Да и было о чем. На душе моей было очень смутно, а целого не было; но некоторые ощущения выдавались очень определенно, хотя ни одно не увлекало меня за собою вполне вследствие их обилия. Всё как-то мелькало без связи и очереди, а самому мне, помню, совсем не хотелось останавливаться на чем-нибудь или заводить очередь. Даже идея о Крафте неприметно отошла на второй план. Всего более волновало меня мое собственное положение, что вот уже я «порвал», и чемодан мой со мной, и я не дома, и начал совсем всё новое.

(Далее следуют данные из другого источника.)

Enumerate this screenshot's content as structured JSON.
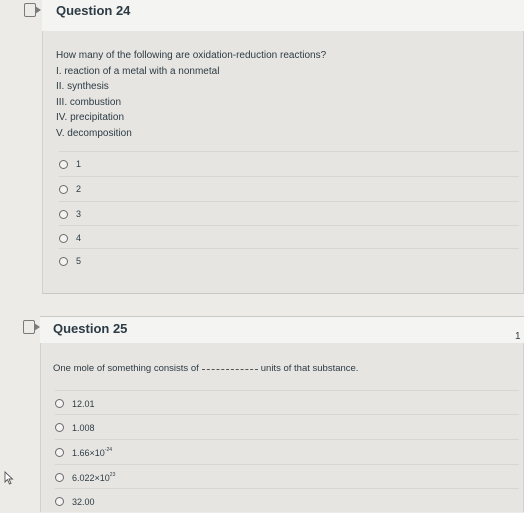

Точно до сих пор все мои намерения и приготовления были в шутку, а только «теперь вдруг и, главное, внезапно, всё началось уже в самом деле». Эта идея бодрила меня и, как ни смутно было на душе моей от многого, веселила меня. Но… но были и другие ощущения; одному из них особенно хотелось выделиться перед прочими и овладеть душой моей, и, странно, это ощущение тоже бодрило меня, как будто вызывало на что-то ужасно веселое. А началось, однако, со страху: я боялся, уже давно, с самого давеча, что в жару и врасплох слишком проговорился Ахмаковой про документ. «Да, я слишком много сказал, — думал я, — и, пожалуй, они о чем-нибудь догадаются… беда! Разумеется, они мне не дадут покоя, если станут подозревать, но… пусть! Пожалуй, и не найдут меня — спрячусь! А что, если и в самом деле начнут за мною бегать…» И вот мне начало припоминаться до последней черточки и с нарастающим удовольствием, как я стоял давеча перед Катериной Николаевной и как ее дерзкие, но удивленные ужасно глаза смотрели на меня в упор. Я, и выйдя, оставил ее в этом удивлении, припомнил я; «глаза ее, однако, не совсем черные… ресницы лишь очень черны, оттого и глаза кажутся так темны…»
33
Вы будете спать, как маленький король (франц.).